Lou Whitaker flailed away at a fastball, and Rollie Fingers punched the air once, twice, and then turned to see all 205 pounds of Ted Simmons, his catcher, rushing toward him, ready to pounce. "I hope he's not as heavy as he looks," Fingers thought.
"He danced me around like a child," said Simmons. "Like a little child. And all the time he kept saying in my ear, 'I love you, I love you.' " Before Simmons had a chance to return the compliment, the rest of the Brewers had wrapped themselves around him and Fingers.
Ted Simmons loves you, Rollie Fingers. All the Brewers love you. Harry Dalton loves you, Bud Selig loves you, Milwaukee loves you. They love you because you danced all of them around like a child. When Whitaker flailed at that fastball, away went the years of frustration, the pain of the strike and the Tigers of Detroit. Said Centerfielder Gorman Thomas, "At that moment, it was like being able to watch a flower pop open."
The Brewers defeated the Tigers 2-1 last Saturday to clinch the so-called second-season title in the American League East and send them into the quarterfinal playoff of this strange year. When the Brewers scored two runs in their half of the eighth to go ahead, Milwaukee County Stadium organist Frank Charles played the "Yanks are coming" refrain from Over There, the Yankees being Milwaukee's opponent in this week's best-of-five intradivision series. Charles wasn't being brash because Fingers had already entered the game to get the last out in the Tigers' eighth. In the top of the ninth, he induced Rick Leach to fly out to left and then struck out pinch hitter Champ Summers as well as Whitaker.
County Stadium became a bananas republic. The True Blue Brew Crew rushed out onto the field from the leftfield bleachers, while the rest of the 28,330 fans, also ignoring a plea in Friday's Milwaukee Journal to boycott the game, gave the team several curtain calls. In some quarters, the second-season championship rates Champale, but the Brewer clubhouse was awash in champagne for the first time in 12 years.
This was a very happy ending for a city that earlier in the week had raised the question: What if they gave a tight division race and nobody came? A crucial three-game series with the Boston Red Sox had drawn a grand total of 35,460. In the meantime, the fans in Detroit were coming out strong for the Tigers' three games with Baltimore: 73,958.
The teams, however, gave performances in contrast to those of their fans. The Tigers lost two of three to the Orioles. The Brewers won two of three from the Red Sox to effectively eliminate both Boston and Baltimore, and they faced the Tigers with a half-game lead.

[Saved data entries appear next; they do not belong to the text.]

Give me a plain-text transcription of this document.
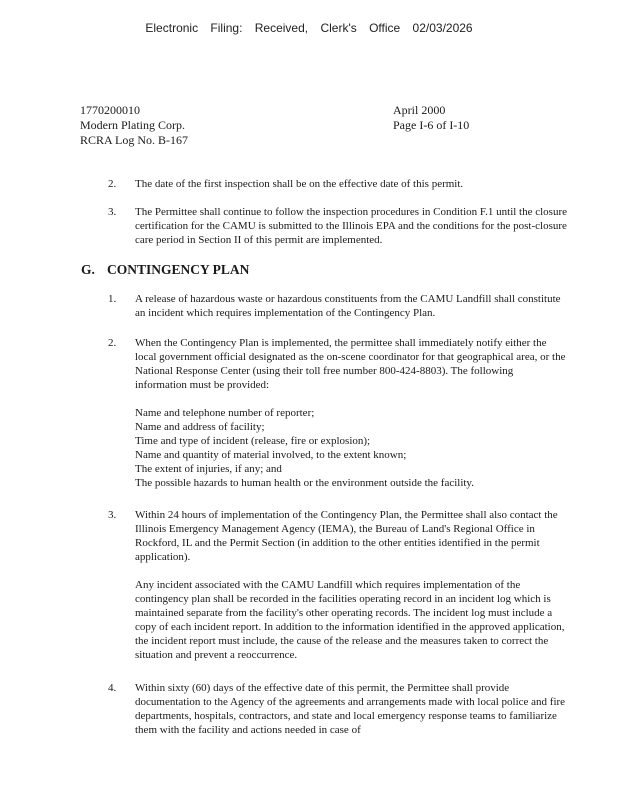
Electronic Filing: Received, Clerk's Office 02/03/2026
1770200010
Modern Plating Corp.
RCRA Log No. B-167
April 2000
Page I-6 of I-10
2. The date of the first inspection shall be on the effective date of this permit.
3. The Permittee shall continue to follow the inspection procedures in Condition F.1 until the closure certification for the CAMU is submitted to the Illinois EPA and the conditions for the post-closure care period in Section II of this permit are implemented.
G. CONTINGENCY PLAN
1. A release of hazardous waste or hazardous constituents from the CAMU Landfill shall constitute an incident which requires implementation of the Contingency Plan.
2. When the Contingency Plan is implemented, the permittee shall immediately notify either the local government official designated as the on-scene coordinator for that geographical area, or the National Response Center (using their toll free number 800-424-8803). The following information must be provided:

Name and telephone number of reporter;
Name and address of facility;
Time and type of incident (release, fire or explosion);
Name and quantity of material involved, to the extent known;
The extent of injuries, if any; and
The possible hazards to human health or the environment outside the facility.
3. Within 24 hours of implementation of the Contingency Plan, the Permittee shall also contact the Illinois Emergency Management Agency (IEMA), the Bureau of Land's Regional Office in Rockford, IL and the Permit Section (in addition to the other entities identified in the permit application).

Any incident associated with the CAMU Landfill which requires implementation of the contingency plan shall be recorded in the facilities operating record in an incident log which is maintained separate from the facility's other operating records. The incident log must include a copy of each incident report. In addition to the information identified in the approved application, the incident report must include, the cause of the release and the measures taken to correct the situation and prevent a reoccurrence.

4. Within sixty (60) days of the effective date of this permit, the Permittee shall provide documentation to the Agency of the agreements and arrangements made with local police and fire departments, hospitals, contractors, and state and local emergency response teams to familiarize them with the facility and actions needed in case of
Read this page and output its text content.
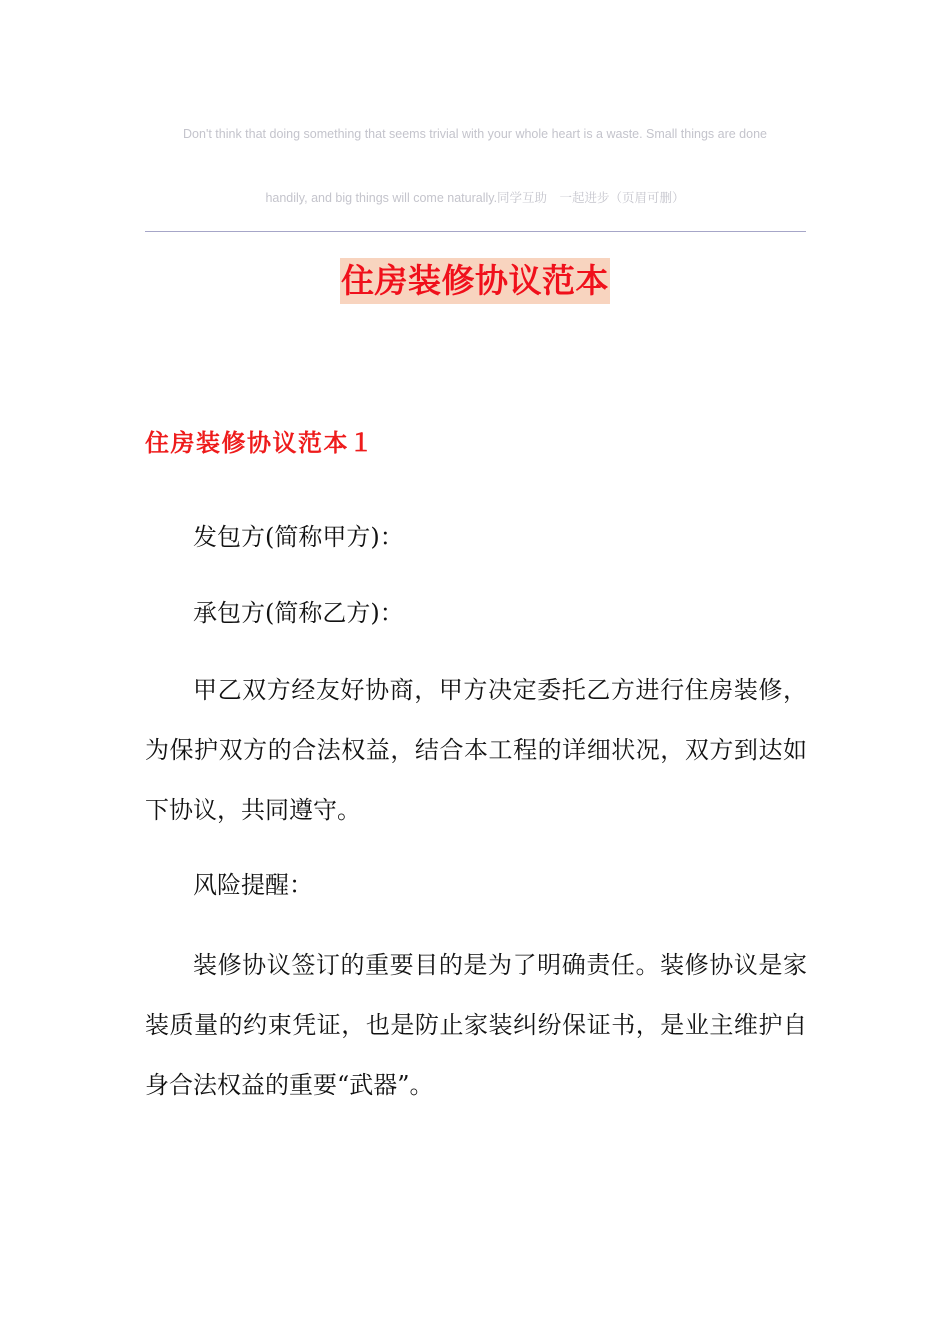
Don't think that doing something that seems trivial with your whole heart is a waste. Small things are done
handily, and big things will come naturally.同学互助　一起进步（页眉可删）
住房装修协议范本
住房装修协议范本１

发包方(简称甲方)：

承包方(简称乙方)：

甲乙双方经友好协商，甲方决定委托乙方进行住房装修，为保护双方的合法权益，结合本工程的详细状况，双方到达如下协议，共同遵守。

风险提醒：

装修协议签订的重要目的是为了明确责任。装修协议是家装质量的约束凭证，也是防止家装纠纷保证书，是业主维护自身合法权益的重要“武器”。
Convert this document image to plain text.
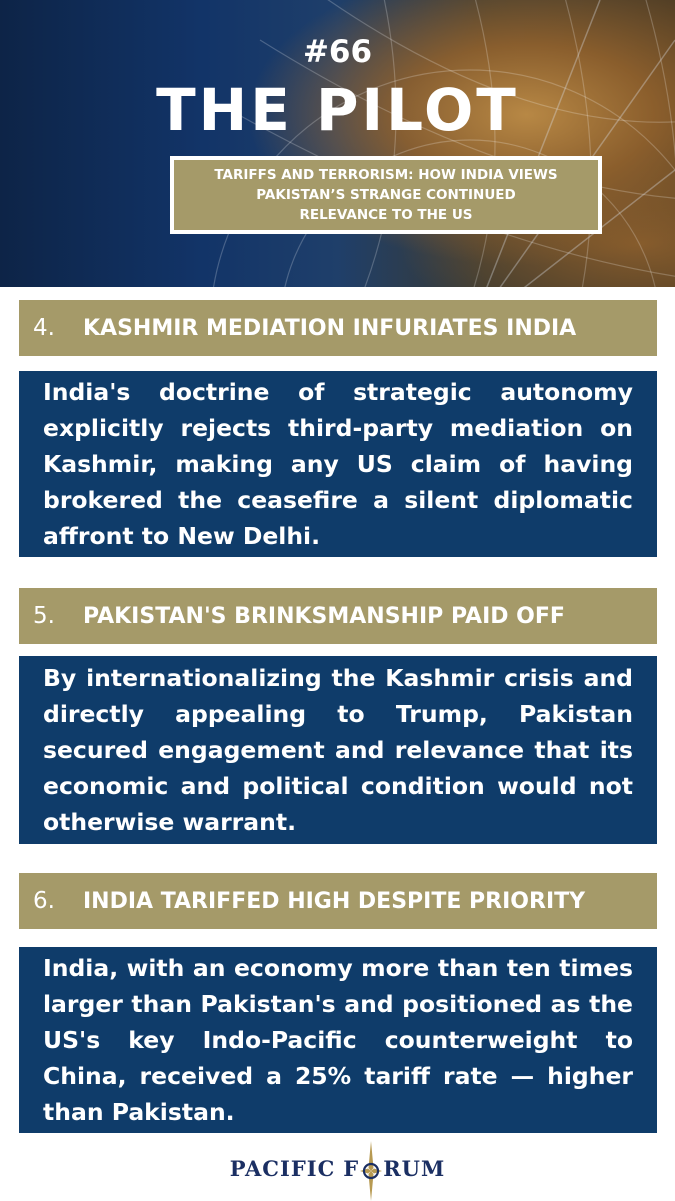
#66
THE PILOT
TARIFFS AND TERRORISM: HOW INDIA VIEWS
PAKISTAN’S STRANGE CONTINUED
RELEVANCE TO THE US
4.	KASHMIR MEDIATION INFURIATES INDIA

India's doctrine of strategic autonomy explicitly rejects third-party mediation on Kashmir, making any US claim of having brokered the ceasefire a silent diplomatic affront to New Delhi.

5.	PAKISTAN'S BRINKSMANSHIP PAID OFF

By internationalizing the Kashmir crisis and directly appealing to Trump, Pakistan secured engagement and relevance that its economic and political condition would not otherwise warrant.

6.	INDIA TARIFFED HIGH DESPITE PRIORITY

India, with an economy more than ten times larger than Pakistan's and positioned as the US's key Indo-Pacific counterweight to China, received a 25% tariff rate — higher than Pakistan.

PACIFIC F RUM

On Friday, the evening Journal ran an editorial by Assistant Sports Editor Pete Etzel calling for the boycott in protest of the recent strike. "Now is not the time for disgruntled baseball fans to give in," wrote Etzel. "Now is not the time to return to County Stadium. Now is the time, more than ever, to boycott major league baseball."
The editorial was a big topic of conversation at the stadium Friday evening. "I was very disappointed when I read that," said Selig, the Brewer president. "I remember the five years of despair and loneliness when we didn't have a team and I was in every hotel lobby in America trying to get one back."
Selig succeeded, though for a long time it hardly seemed worth the effort. Between their debut in Milwaukee, in 1970, and 1978, the Brewers finished an average of 28 games out of first place. Dalton arrived as the general manager on Nov. 20, 1977, and in that off-season he acquired Ben Oglivie from the Tigers and reacquired Gorman Thomas from the Rangers. They now comprise one of the best power tandems in baseball.